AdaptDel: Adaptable Deletion Rate Randomized Smoothing for Certified Robustness
Zhuoqun Huang , Neil G. Marchant , Olga Ohrimenko , Benjamin I. P. Rubinstein
Published on arXiv
2511.09316
Input Manipulation Attack
OWASP ML Top 10 — ML01
Key Finding
AdaptDel achieves up to 30 orders of magnitude improvement in median certified region cardinality over state-of-the-art fixed-rate deletion smoothing methods on natural language tasks.
AdaptDel
Novel technique introduced
We consider the problem of certified robustness for sequence classification against edit distance perturbations. Naturally occurring inputs of varying lengths (e.g., sentences in natural language processing tasks) present a challenge to current methods that employ fixed-rate deletion mechanisms and lead to suboptimal performance. To this end, we introduce AdaptDel methods with adaptable deletion rates that dynamically adjust based on input properties. We extend the theoretical framework of randomized smoothing to variable-rate deletion, ensuring sound certification with respect to edit distance.
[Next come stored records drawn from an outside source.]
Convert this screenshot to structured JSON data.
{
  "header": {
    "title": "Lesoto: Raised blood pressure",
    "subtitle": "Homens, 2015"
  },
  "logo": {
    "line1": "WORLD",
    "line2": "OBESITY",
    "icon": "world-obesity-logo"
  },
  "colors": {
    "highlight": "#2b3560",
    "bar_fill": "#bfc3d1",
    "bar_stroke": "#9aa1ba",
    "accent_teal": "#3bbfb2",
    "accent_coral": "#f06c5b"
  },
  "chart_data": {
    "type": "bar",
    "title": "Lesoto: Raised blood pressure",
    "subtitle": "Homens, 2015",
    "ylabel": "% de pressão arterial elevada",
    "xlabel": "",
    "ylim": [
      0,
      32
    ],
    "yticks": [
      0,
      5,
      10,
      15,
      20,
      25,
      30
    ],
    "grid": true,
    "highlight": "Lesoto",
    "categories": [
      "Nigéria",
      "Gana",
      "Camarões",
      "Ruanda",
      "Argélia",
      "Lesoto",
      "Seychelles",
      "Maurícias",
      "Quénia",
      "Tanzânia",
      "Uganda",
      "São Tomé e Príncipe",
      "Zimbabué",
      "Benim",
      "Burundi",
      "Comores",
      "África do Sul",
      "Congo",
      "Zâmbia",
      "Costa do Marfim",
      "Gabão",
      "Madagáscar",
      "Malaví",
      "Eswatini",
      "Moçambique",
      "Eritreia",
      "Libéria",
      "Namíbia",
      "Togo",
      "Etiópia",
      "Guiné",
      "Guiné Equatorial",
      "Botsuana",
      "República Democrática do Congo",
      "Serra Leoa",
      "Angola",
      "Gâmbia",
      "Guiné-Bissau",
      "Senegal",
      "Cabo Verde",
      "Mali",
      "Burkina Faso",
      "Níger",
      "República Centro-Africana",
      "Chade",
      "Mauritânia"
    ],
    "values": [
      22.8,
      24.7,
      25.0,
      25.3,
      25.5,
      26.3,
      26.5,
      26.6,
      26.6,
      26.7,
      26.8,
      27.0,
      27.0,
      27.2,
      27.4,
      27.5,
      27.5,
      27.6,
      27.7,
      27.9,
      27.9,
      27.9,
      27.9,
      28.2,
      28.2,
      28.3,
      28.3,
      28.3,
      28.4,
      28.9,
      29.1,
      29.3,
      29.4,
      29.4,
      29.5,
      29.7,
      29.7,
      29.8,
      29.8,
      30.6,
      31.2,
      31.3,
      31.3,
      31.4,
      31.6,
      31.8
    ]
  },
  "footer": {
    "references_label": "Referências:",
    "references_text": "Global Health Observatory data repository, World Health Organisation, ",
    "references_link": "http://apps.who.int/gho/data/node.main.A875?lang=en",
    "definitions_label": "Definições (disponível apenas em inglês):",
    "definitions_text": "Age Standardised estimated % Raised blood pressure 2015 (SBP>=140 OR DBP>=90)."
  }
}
We achieve strong empirical results in natural language tasks, observing up to 30 orders of magnitude improvement to median cardinality of the certified region, over state-of-the-art certifications.
Key Contributions
- AdaptDel: a randomized smoothing framework with input-adaptive deletion rates for certified robustness against edit distance perturbations
- Theoretical extension of randomized smoothing to variable-rate deletion with sound edit distance certification guarantees
- Up to 30 orders of magnitude improvement in median cardinality of the certified region over state-of-the-art fixed-rate methods on NLP tasks
🛡️ Threat Analysis
The paper defends against adversarial perturbations (edit distance attacks) on text sequence inputs at inference time, providing certified robustness guarantees via randomized smoothing — a canonical ML01 defense scenario.